Human rights lawyers are alarmed at the draconian law and order crackdown which they say may becoming out of control. Calida sprang to the defence of the president, who is under attack at the ferocity of the killing spree, as the AFP reports that over 110 suspects have been killed since Duterte came to power.
"To me, that is not enough," said a belligerent Calida during a press conference on Monday 11 July at the national police headquarters. "How many drug addicts or pushers are there in the Philippines? Our villages are almost saturated [with drugs]."
Calida, who was appointed by Duterte, said he would protect police. "I am here to encourage the [police] not to be afraid of any congressional or senate investigations. We will defend them... I am the defender of the [police]," he said.
"It is difficult, and it is dangerous to the lives of our police officers to arrest these drug-crazed offenders. They are also armed and even if they are not armed, because of their mental condition, they will do everything to kill the police officers," Calida said.

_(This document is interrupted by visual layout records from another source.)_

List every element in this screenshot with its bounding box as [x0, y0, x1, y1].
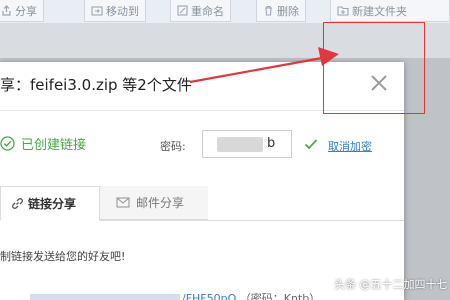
watermark: 头条 @五十二加四十七	[318, 276, 448, 292]
watermark-text: 头条 @五十二加四十七	[334, 278, 448, 291]
annotation-arrow	[189, 47, 339, 84]
toutiao-logo-icon	[318, 277, 331, 291]
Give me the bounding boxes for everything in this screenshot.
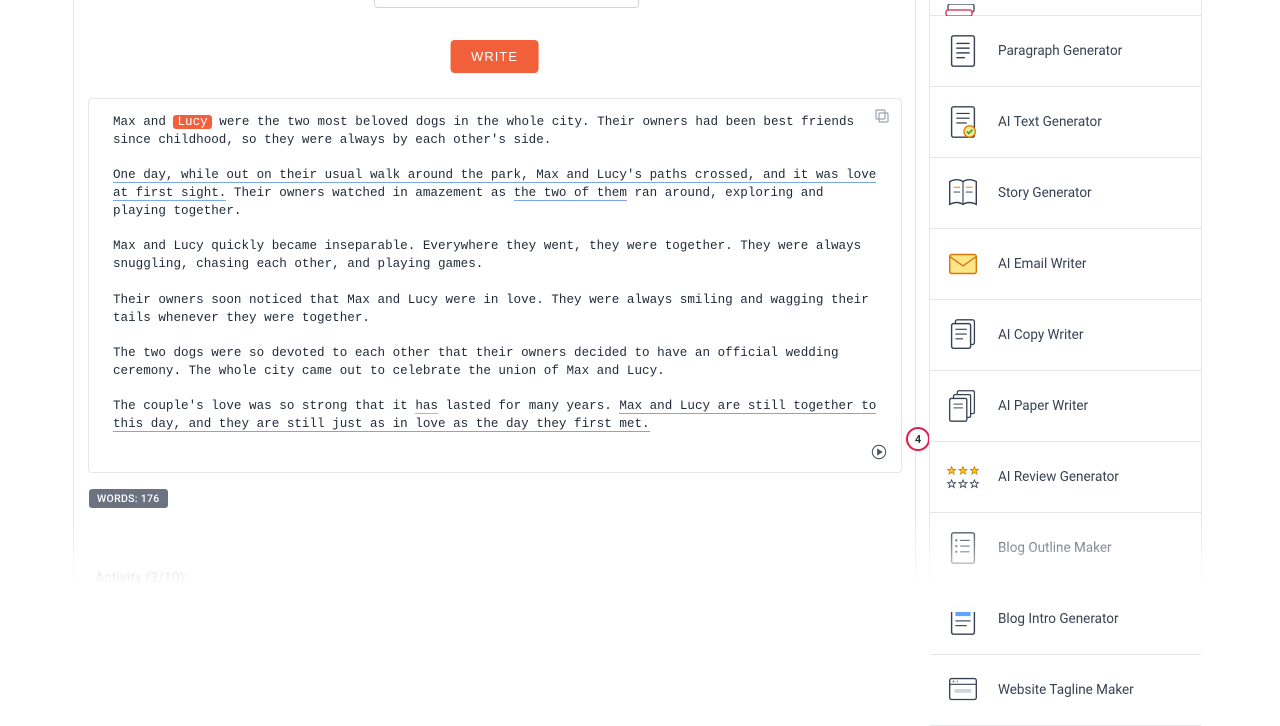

Jose Manuel Diokno, one of the country's top human rights lawyers said that Duterte had "spawned a nuclear explosion of violence that is spiralling out of control and creating a nation without judges". Senator Leila De Lima, a former Justice secretary and Commission on Human Rights chief, is seeking a Senate inquiry into the number of drug-related extrajudicial killings, according to the Philippine Star.
Under Article 11 of the Revised Penal Code, police officers can legally kill a criminal or a suspect while in the line of duty as long as it is under justifiable circumstances.